Knee Orthosis: Documentation and Coverage Overview

Knee orthoses are covered under the Medicare braces benefit when coverage, documentation, and billing requirements are met. These items are intended to support a weak or deformed body member or restrict or eliminate motion in an injured or diseased knee and must be rigid or semi‑rigid to qualify for coverage.

Coverage criteria for knee orthoses vary by the type of brace and the beneficiary's clinical condition. In general, documentation must support that the beneficiary:

  • Is ambulatory, and
  • Has a condition such as knee instability, weakness, deformity, recent injury or surgery, or qualifying osteoarthritis, depending on the specific orthosis provided

Suppliers should refer to the Knee Orthoses Local Coverage Determination (LCD L33318) and related Policy Article A52465 for code‑specific coverage criteria and limitations.

Medical record documentation must support medical necessity and include relevant clinical findings from the treating practitioner. Depending on the HCPCS code billed, certain knee orthoses are subject to:

  • Required Prior Authorization, and/or
  • Face‑to‑Face Encounter and Written Order Prior to Delivery (WOPD) requirements

Suppliers are responsible for ensuring all required documentation is obtained and maintained in the supplier file prior to claim submission.
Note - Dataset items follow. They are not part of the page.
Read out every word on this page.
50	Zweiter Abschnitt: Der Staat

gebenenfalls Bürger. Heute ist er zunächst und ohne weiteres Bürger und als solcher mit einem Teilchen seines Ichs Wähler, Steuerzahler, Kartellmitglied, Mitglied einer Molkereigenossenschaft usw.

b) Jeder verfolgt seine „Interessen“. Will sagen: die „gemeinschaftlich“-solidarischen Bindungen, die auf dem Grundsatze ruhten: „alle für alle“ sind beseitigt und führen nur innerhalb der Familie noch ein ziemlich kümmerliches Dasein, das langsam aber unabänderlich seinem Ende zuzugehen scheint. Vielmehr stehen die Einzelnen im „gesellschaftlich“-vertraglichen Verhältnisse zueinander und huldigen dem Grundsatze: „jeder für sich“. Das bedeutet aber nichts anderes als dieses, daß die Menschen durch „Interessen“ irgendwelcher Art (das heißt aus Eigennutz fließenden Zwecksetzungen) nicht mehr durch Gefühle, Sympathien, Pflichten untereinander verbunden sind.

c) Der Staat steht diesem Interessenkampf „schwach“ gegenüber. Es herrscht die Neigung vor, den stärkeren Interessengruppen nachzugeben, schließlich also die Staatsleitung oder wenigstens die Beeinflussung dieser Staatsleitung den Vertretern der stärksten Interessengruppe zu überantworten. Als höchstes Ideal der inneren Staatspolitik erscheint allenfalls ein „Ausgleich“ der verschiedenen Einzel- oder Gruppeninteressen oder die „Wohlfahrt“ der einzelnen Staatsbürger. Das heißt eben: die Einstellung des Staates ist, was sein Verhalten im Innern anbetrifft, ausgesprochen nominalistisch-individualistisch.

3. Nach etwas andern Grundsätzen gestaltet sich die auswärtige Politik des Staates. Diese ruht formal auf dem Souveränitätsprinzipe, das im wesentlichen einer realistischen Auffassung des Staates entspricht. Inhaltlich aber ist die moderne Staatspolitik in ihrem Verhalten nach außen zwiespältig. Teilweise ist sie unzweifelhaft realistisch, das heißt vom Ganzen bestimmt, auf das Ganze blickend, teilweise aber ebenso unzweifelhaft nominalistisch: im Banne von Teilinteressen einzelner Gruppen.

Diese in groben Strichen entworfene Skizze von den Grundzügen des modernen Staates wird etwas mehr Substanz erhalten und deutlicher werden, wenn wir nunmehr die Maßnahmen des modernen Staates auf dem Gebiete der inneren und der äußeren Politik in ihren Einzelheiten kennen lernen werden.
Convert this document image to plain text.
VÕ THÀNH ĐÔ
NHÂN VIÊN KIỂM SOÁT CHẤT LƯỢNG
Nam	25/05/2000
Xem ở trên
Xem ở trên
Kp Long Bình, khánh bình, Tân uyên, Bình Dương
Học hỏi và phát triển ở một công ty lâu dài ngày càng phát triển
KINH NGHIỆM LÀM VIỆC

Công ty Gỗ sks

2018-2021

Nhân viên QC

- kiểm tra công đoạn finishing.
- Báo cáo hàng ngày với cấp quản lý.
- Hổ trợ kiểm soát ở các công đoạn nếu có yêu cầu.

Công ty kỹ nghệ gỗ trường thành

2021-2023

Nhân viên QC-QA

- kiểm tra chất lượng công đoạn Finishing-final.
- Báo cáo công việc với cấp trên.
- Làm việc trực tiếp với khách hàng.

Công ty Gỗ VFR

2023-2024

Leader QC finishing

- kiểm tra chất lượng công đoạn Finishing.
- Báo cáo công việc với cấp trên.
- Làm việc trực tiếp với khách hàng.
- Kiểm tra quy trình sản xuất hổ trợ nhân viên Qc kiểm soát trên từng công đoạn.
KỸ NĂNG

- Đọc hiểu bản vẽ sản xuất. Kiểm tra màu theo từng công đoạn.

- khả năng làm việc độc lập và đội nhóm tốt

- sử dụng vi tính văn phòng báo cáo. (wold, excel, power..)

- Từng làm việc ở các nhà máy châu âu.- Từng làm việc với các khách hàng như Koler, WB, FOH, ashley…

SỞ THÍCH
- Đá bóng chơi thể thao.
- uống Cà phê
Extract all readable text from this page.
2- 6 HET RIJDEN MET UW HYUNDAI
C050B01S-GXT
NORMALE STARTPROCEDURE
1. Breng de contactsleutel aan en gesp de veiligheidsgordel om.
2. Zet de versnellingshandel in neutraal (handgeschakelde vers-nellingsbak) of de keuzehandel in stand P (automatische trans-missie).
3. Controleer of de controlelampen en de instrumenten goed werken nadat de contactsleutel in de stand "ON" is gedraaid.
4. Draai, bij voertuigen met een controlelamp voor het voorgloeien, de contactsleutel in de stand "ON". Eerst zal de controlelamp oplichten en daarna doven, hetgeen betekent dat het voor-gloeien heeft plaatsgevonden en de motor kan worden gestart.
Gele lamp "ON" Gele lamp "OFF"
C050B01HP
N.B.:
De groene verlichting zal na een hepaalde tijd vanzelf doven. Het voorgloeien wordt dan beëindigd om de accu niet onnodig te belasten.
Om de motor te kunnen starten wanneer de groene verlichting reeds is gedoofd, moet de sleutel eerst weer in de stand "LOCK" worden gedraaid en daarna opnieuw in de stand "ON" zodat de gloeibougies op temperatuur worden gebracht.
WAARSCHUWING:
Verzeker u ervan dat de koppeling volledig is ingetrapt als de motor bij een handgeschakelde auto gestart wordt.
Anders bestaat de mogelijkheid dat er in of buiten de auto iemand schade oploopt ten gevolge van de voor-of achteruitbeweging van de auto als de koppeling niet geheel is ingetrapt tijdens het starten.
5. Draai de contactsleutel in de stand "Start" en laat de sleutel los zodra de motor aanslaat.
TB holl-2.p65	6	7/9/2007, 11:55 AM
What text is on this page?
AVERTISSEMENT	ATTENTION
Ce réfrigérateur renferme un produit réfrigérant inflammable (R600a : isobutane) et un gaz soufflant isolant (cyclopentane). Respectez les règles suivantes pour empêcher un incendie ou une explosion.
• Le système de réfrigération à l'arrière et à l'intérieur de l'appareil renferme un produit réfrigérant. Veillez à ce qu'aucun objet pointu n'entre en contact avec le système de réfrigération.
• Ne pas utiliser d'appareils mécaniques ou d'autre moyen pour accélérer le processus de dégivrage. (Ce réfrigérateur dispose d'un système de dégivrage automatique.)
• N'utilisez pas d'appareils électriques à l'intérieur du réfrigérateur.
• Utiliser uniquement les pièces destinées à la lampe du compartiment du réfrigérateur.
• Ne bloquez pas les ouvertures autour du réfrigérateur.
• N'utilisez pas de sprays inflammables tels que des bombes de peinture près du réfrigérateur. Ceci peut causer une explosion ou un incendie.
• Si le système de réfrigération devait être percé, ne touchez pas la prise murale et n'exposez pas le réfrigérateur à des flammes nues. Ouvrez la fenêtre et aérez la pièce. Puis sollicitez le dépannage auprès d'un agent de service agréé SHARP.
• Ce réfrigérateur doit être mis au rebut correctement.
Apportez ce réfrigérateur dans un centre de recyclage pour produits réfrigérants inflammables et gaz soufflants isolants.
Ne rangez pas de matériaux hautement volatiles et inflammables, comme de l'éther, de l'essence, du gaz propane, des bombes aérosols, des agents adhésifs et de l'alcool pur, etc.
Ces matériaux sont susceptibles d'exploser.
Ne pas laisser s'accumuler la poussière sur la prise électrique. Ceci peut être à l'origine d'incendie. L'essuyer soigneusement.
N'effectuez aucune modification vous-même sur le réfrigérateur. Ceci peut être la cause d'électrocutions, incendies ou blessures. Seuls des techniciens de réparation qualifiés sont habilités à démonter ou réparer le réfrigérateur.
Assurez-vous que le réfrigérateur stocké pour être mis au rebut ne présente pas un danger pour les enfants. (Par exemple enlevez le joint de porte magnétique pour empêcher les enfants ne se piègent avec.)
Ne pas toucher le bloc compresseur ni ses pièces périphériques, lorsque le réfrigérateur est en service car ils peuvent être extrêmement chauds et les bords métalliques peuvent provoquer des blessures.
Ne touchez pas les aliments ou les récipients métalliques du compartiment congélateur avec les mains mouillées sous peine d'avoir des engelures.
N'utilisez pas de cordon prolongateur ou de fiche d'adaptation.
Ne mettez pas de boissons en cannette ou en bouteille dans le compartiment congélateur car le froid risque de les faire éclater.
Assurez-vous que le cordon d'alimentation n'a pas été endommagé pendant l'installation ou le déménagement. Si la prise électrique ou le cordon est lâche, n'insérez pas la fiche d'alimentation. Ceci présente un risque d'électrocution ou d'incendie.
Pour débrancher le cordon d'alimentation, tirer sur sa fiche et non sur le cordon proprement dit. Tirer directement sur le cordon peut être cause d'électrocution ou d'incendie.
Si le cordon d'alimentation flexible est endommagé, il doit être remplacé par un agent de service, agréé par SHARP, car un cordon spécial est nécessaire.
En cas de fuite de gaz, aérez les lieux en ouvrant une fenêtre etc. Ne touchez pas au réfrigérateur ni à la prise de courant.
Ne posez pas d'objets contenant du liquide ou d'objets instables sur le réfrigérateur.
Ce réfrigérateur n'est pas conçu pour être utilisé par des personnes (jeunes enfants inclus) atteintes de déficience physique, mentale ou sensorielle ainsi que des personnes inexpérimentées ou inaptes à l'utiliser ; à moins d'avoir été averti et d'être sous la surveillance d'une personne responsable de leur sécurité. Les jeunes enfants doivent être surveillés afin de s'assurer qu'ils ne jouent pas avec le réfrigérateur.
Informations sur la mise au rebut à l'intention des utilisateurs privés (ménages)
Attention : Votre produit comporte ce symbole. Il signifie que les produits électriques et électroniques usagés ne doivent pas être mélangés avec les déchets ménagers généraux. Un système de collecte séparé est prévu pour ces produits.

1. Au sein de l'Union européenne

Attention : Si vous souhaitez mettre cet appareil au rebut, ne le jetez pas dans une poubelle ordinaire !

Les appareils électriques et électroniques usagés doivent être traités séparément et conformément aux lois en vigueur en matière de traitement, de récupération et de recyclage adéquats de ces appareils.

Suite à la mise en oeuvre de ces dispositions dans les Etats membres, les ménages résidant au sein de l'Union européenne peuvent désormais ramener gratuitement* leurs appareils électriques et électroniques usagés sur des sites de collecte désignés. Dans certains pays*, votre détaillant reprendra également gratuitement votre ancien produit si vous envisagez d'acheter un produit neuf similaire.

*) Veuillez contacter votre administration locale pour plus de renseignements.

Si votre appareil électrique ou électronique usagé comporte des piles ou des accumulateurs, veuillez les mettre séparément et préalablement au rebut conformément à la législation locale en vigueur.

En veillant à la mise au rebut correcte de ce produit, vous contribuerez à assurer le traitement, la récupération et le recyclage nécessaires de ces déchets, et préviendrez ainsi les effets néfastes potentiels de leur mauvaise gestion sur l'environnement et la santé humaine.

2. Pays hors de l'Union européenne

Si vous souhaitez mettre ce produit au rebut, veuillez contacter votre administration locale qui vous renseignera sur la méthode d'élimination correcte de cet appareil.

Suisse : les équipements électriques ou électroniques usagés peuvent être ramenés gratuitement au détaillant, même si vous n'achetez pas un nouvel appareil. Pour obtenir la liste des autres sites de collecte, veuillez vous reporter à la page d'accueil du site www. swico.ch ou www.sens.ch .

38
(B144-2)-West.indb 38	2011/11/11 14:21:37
Correct coding is critical. Suppliers must ensure:

  • The HCPCS code billed accurately reflects the type of knee orthosis provided
  • Required modifiers (such as RT/LT and policy‑specific modifiers) are appended appropriately
  • Claims meet all Medicare coverage, documentation, and billing rules to avoid denials

Knee orthoses remain a high‑review item in medical review and Comprehensive Error Rate Testing (CERT) findings. Suppliers are encouraged to review the applicable LCD, policy articles, and Orthotics webpage to ensure compliance and support accurate claim submission.